The environmental consequences are considerable and life threatening for us humans and many animals.
The attempts to stop soot and NOX by governments is about as useful as asking Mr. Trump to implement some form of gun control, or ban nuclear weapons, both as deadly for mankind and, it appears, as difficult to achieve.
The Arctic Council has been established to promote cooperation, coordination and interaction on issues of sustainable development and environmental protection in the Arctic. Its members are Canada, Denmark, Finland, Iceland, Norway, the Russia, Sweden and the US.
The membership explains why it will fail – Russia, Canada and the US burn fossil fuels and are showing no signs of cutting back because this is big business for all three.
The Nordics would like to do more but who will listen?
The EU is not reven epresented and there are 300 million people in eastern Europe during fossil fuels and another 80 million in Germany whose power generation depends more on fossil fuels than any other source.
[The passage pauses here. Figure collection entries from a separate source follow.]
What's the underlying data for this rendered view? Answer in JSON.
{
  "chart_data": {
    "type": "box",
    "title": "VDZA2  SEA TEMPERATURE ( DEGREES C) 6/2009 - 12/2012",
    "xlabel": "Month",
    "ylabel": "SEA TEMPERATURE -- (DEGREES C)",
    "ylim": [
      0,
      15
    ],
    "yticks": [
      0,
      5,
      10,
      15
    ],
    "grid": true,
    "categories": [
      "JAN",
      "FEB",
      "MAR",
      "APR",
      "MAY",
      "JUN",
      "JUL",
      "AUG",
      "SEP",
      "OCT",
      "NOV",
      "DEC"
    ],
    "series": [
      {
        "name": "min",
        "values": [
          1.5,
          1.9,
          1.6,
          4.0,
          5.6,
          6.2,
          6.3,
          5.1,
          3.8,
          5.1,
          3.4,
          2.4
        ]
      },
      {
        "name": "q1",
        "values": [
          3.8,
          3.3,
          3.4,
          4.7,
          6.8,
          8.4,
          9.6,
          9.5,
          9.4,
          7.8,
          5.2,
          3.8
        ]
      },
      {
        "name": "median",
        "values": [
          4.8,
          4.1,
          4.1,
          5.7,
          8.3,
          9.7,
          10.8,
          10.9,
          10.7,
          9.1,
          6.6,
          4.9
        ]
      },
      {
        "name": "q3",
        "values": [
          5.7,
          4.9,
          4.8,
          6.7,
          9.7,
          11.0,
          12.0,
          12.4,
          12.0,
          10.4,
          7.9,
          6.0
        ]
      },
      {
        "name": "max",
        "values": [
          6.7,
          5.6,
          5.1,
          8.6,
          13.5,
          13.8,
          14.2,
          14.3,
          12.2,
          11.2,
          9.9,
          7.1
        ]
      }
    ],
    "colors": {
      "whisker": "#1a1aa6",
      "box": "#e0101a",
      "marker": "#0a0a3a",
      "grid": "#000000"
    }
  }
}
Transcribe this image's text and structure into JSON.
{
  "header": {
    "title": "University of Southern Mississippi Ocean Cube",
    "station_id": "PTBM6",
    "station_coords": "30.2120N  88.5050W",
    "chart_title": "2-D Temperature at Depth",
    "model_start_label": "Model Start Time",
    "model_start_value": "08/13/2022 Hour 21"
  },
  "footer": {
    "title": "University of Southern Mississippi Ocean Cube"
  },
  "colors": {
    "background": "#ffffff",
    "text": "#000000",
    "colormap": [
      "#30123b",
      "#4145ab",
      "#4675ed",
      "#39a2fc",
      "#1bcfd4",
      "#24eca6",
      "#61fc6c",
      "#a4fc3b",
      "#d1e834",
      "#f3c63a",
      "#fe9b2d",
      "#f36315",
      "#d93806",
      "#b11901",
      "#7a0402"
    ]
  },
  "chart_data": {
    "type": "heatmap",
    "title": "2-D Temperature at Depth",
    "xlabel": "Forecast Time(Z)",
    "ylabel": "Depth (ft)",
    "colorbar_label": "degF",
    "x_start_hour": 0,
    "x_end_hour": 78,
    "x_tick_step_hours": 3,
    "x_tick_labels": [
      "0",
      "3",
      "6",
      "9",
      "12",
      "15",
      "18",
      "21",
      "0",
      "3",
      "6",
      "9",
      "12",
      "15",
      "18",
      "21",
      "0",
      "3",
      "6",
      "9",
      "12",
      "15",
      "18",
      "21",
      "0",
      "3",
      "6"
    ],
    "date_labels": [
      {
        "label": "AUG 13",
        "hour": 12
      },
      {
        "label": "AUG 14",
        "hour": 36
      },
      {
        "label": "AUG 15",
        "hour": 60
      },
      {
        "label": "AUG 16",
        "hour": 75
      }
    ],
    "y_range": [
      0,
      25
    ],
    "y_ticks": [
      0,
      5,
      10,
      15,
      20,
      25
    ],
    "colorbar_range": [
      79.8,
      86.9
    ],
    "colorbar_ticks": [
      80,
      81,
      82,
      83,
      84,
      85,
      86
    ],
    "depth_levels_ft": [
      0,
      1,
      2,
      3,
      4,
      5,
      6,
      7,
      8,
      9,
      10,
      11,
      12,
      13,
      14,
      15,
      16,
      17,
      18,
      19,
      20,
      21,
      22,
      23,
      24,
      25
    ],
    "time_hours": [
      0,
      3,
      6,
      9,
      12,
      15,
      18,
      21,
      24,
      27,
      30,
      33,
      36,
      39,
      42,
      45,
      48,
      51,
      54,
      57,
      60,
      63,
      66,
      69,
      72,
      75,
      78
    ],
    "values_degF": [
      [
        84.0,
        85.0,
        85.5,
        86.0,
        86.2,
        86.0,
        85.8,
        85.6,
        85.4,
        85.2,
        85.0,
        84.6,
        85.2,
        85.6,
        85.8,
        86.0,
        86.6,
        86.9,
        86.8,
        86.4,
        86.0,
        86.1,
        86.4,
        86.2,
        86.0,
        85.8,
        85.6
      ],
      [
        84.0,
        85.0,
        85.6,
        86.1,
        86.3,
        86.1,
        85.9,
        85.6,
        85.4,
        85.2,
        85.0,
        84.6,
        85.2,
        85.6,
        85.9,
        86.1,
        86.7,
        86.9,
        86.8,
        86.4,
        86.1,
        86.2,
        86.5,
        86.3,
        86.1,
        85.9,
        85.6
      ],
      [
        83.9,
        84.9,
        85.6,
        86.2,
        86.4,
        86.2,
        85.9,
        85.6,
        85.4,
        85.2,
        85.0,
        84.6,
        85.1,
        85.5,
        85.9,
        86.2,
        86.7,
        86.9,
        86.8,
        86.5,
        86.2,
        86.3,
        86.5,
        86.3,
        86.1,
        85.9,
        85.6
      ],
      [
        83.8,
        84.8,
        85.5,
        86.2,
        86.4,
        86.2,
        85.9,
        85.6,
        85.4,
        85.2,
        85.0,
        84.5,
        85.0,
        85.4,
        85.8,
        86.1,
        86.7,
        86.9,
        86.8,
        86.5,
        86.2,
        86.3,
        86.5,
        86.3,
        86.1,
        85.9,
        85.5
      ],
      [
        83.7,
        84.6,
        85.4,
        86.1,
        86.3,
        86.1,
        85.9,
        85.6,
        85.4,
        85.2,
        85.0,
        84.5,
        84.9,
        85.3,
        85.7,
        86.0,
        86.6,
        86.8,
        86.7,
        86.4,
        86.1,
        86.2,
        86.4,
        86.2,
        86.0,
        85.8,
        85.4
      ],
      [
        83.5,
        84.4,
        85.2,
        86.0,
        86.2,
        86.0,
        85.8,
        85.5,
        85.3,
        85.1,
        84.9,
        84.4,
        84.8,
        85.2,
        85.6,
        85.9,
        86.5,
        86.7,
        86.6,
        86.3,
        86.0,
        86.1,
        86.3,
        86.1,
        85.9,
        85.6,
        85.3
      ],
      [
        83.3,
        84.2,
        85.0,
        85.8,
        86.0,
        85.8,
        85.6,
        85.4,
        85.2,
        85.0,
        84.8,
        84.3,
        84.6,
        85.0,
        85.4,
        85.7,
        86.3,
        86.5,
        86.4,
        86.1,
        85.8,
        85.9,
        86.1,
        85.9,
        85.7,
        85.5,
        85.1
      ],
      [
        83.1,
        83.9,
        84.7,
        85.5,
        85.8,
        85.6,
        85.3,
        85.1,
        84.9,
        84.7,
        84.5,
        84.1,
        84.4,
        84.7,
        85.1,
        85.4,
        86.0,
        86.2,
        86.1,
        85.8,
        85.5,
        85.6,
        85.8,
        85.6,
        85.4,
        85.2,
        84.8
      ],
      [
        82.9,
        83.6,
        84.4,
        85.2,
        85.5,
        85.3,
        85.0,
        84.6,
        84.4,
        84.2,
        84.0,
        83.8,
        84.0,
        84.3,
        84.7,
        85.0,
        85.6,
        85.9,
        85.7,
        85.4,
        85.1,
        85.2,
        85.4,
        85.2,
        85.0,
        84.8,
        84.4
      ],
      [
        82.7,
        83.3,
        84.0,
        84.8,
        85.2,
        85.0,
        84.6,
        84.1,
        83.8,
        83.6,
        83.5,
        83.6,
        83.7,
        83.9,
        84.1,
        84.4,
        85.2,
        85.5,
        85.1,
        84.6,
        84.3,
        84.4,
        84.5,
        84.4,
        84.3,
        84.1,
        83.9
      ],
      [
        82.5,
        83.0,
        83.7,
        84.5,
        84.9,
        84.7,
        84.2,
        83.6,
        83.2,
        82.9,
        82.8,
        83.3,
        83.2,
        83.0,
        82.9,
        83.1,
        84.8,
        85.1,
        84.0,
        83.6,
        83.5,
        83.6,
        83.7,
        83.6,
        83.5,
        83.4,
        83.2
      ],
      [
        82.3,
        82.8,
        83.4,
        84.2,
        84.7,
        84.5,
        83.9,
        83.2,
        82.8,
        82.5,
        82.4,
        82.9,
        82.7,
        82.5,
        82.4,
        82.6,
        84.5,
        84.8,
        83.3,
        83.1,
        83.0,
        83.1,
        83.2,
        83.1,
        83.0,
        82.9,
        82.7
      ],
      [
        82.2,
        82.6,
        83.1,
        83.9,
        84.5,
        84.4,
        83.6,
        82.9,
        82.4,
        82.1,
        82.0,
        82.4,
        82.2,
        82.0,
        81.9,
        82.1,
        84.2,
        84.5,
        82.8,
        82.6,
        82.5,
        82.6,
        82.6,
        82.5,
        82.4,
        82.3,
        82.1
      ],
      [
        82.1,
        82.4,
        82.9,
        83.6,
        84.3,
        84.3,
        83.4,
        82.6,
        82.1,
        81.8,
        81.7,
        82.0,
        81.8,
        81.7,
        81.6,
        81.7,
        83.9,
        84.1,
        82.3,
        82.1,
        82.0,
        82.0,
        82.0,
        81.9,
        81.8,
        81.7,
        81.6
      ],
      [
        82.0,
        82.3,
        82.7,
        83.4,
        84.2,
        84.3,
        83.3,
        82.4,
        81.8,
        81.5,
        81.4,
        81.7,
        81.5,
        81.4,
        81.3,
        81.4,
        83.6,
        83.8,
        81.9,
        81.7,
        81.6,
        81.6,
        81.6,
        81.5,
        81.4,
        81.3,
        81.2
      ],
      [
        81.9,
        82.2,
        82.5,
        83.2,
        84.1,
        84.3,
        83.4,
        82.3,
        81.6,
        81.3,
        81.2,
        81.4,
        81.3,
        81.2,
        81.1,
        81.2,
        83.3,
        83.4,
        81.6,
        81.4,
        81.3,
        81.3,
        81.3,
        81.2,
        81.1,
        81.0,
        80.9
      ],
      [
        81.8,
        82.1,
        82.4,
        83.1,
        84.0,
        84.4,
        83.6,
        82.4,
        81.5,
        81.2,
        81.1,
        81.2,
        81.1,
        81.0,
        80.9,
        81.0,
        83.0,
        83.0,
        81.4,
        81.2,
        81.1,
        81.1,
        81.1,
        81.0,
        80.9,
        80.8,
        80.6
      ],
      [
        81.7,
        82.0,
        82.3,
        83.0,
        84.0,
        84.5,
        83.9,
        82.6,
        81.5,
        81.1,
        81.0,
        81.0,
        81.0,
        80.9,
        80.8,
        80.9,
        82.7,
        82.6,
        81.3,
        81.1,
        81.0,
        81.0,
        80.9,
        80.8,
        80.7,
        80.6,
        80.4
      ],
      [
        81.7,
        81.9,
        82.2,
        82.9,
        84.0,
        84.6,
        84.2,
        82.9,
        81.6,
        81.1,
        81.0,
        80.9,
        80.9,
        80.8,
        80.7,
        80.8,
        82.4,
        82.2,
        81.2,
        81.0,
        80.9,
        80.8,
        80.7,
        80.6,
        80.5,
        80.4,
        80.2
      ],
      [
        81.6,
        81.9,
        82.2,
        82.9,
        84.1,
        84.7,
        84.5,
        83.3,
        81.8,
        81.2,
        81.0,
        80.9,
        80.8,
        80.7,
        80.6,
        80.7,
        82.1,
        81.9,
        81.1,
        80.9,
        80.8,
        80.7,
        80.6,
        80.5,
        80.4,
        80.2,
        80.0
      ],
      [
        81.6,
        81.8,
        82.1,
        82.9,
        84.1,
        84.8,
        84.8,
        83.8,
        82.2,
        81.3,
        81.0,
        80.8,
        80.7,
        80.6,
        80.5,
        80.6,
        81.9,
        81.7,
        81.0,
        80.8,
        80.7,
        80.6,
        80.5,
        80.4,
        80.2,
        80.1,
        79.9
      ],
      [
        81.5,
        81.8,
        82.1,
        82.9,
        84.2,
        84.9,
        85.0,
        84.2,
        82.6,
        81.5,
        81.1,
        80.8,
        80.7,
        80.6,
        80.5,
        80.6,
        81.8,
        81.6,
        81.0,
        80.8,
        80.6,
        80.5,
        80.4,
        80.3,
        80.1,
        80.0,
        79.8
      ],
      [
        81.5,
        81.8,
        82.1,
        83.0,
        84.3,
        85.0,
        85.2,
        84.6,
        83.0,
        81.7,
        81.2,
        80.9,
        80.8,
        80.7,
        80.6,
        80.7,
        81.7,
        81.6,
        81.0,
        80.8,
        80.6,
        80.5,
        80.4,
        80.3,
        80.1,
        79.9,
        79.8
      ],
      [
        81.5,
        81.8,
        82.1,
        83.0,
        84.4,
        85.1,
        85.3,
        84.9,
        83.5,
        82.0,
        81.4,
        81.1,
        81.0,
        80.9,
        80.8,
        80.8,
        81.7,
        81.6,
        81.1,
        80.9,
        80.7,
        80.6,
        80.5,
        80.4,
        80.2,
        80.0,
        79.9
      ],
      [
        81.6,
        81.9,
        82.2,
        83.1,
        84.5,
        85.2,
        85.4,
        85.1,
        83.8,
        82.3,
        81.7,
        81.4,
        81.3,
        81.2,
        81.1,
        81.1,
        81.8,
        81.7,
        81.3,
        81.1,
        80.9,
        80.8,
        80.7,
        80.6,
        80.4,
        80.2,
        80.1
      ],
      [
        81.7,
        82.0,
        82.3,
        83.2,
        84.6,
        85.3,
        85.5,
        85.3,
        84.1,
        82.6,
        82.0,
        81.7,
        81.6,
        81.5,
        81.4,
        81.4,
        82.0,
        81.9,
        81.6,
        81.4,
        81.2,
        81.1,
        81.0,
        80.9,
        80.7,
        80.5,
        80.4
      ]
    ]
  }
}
India and China are not really interested in Nordic pleas for assistance to reduce heir use of dirty fossil fuels.
The Artic Council, currently headed by Finland, has sparked silo-like interest from our civil servants. The Finnish Foreign Ministry is concerned primarily about the politics and borders of the Artic Region. The Ministry of Trade mainly watches out for drilling and trade route opportunities. The Ministery of the Environment is out there to protect wild life species, and not much else…
None of these ministries has the remit to stop the ice, melting because of soot and NOX.
The Artic Council has set up lots of workgroups but it appears that they are all prisoners of their own smallness as described above:
The only good news so far is that the world’s weathermen and women have secured a belated seat at the table and are beginning to broadcast what is happening and what needs to be done.
They are now organising a big seminar in Finland called ARCTIC METEOROLOGY SUMMIT, on 20th March 2018. One of the keynote speakers will be Petteri Taalas, Secretary-General, World Meteorological Organization.
One can only hope that the various actors will come out of their silos and attract a worldwide audience on the small matter of the future of outer planet!